Os combates em RV eram um dos poucos programas, num mundo com milhares de canais, com uma audiência de massas. Ocupavam um lugar equivalente aos grandes acontecimentos desportivos do século XX, como os Jogos Olímpicos e os Campeonatos Mundiais de Futebol.

A RV tinha há muito deixado para trás as rudimentares interfaces (capacetes, fatos e luvas) das suas primeiras décadas de existência.
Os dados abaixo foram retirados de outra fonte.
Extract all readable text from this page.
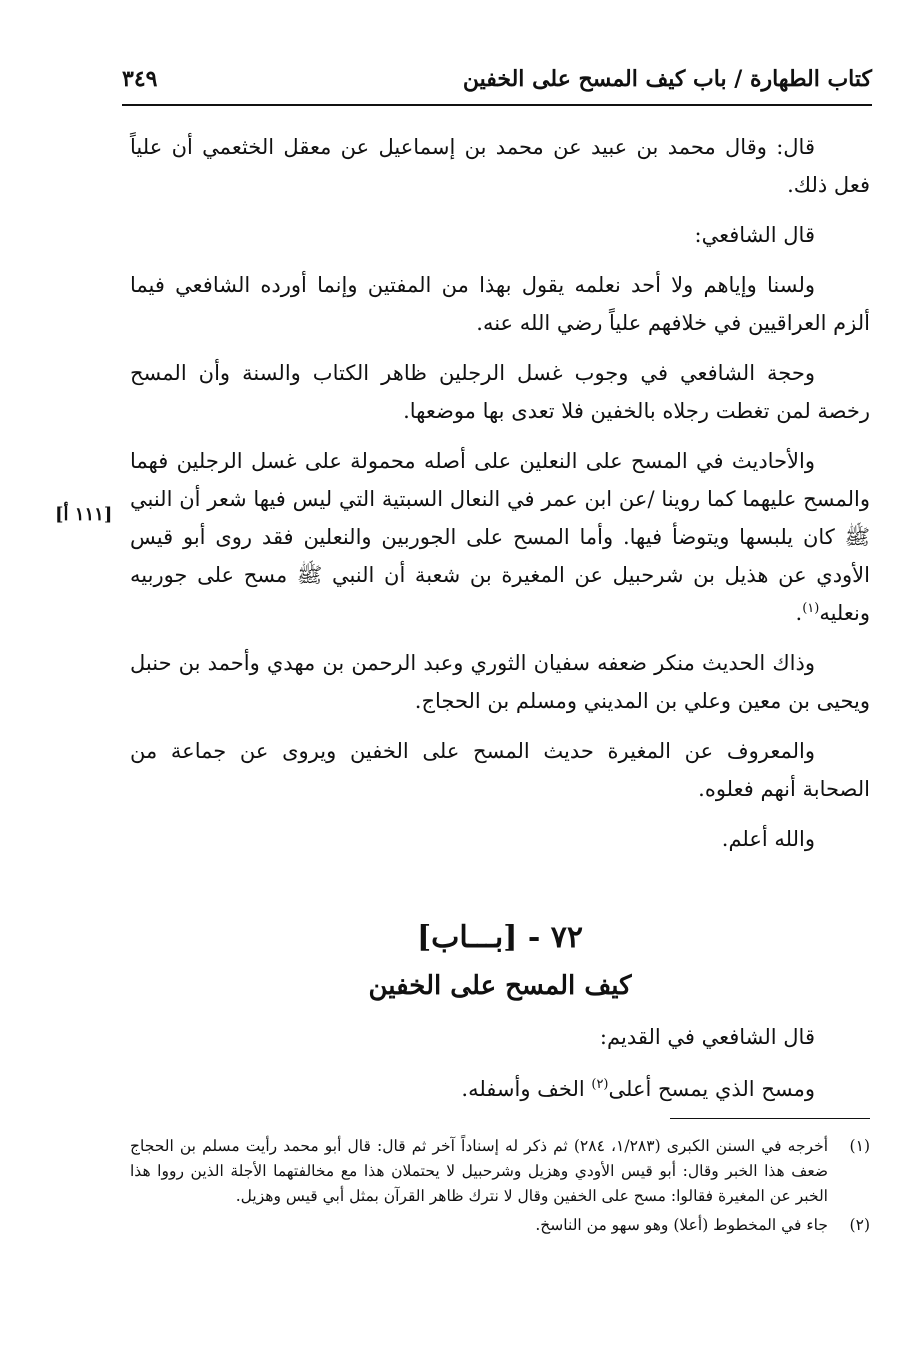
كتاب الطهارة / باب كيف المسح على الخفين
٣٤٩
[١١١ أ]

قال: وقال محمد بن عبيد عن محمد بن إسماعيل عن معقل الخثعمي أن علياً فعل ذلك.

قال الشافعي:

ولسنا وإياهم ولا أحد نعلمه يقول بهذا من المفتين وإنما أورده الشافعي فيما ألزم العراقيين في خلافهم علياً رضي الله عنه.

وحجة الشافعي في وجوب غسل الرجلين ظاهر الكتاب والسنة وأن المسح رخصة لمن تغطت رجلاه بالخفين فلا تعدى بها موضعها.

والأحاديث في المسح على النعلين على أصله محمولة على غسل الرجلين فهما والمسح عليهما كما روينا /عن ابن عمر في النعال السبتية التي ليس فيها شعر أن النبي ﷺ كان يلبسها ويتوضأ فيها. وأما المسح على الجوربين والنعلين فقد روى أبو قيس الأودي عن هذيل بن شرحبيل عن المغيرة بن شعبة أن النبي ﷺ مسح على جوربيه ونعليه$^{(١)}$.

وذاك الحديث منكر ضعفه سفيان الثوري وعبد الرحمن بن مهدي وأحمد بن حنبل ويحيى بن معين وعلي بن المديني ومسلم بن الحجاج.

والمعروف عن المغيرة حديث المسح على الخفين ويروى عن جماعة من الصحابة أنهم فعلوه.

والله أعلم.

٧٢ - [بـــاب]
كيف المسح على الخفين

قال الشافعي في القديم:

ومسح الذي يمسح أعلى$^{(٢)}$ الخف وأسفله.

(١)
أخرجه في السنن الكبرى (١/٢٨٣، ٢٨٤) ثم ذكر له إسناداً آخر ثم قال: قال أبو محمد رأيت مسلم بن الحجاج ضعف هذا الخبر وقال: أبو قيس الأودي وهزيل وشرحبيل لا يحتملان هذا مع مخالفتهما الأجلة الذين رووا هذا الخبر عن المغيرة فقالوا: مسح على الخفين وقال لا نترك ظاهر القرآن بمثل أبي قيس وهزيل.
(٢)
جاء في المخطوط (أعلا) وهو سهو من الناسخ.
Numa fase intermédia, as interfaces eram ligadas ao sistema nervoso. Porém, numa terceira fase, a RV tornou-se mais convincente que a própria realidade, graças a interfaces ligadas directamente ao cérebro.

Os programas de combates em RV só se tornaram verdadeiramente populares com a ligação directa ao cérebro. A ligação directa permitia aos espectadores seguirem, para além da acção, as emoções dos intervenientes. Infelizmente, para o nível de audiências, as emoções soavam a falso. Os participantes sabiam que não sofreriam consequências na realidade não virtual (RNV) das suas acções.

As companhias responsáveis pelos programas tornaram os combates em RV crescentemente mais “reais”. Quem participava nas provas passou a estar sujeito a choques eléctricos e a ossos partidos. Desta forma, as emoções deixaram de soar a falso, e as audiências subiram.

Faltava, no entanto, qualquer coisa, para as audiências subirem a níveis “estratosféricos”. A autorização para realizar combates mortais demorou, mas foi obtida. Quanto aos voluntários bastou aumentar as recompensas monetárias, e prometer a liberdade no caso dos presos.

Ele podia ainda recusar participar no combate, e cumprir a sua pena. O problema era que a sua pena era de morte.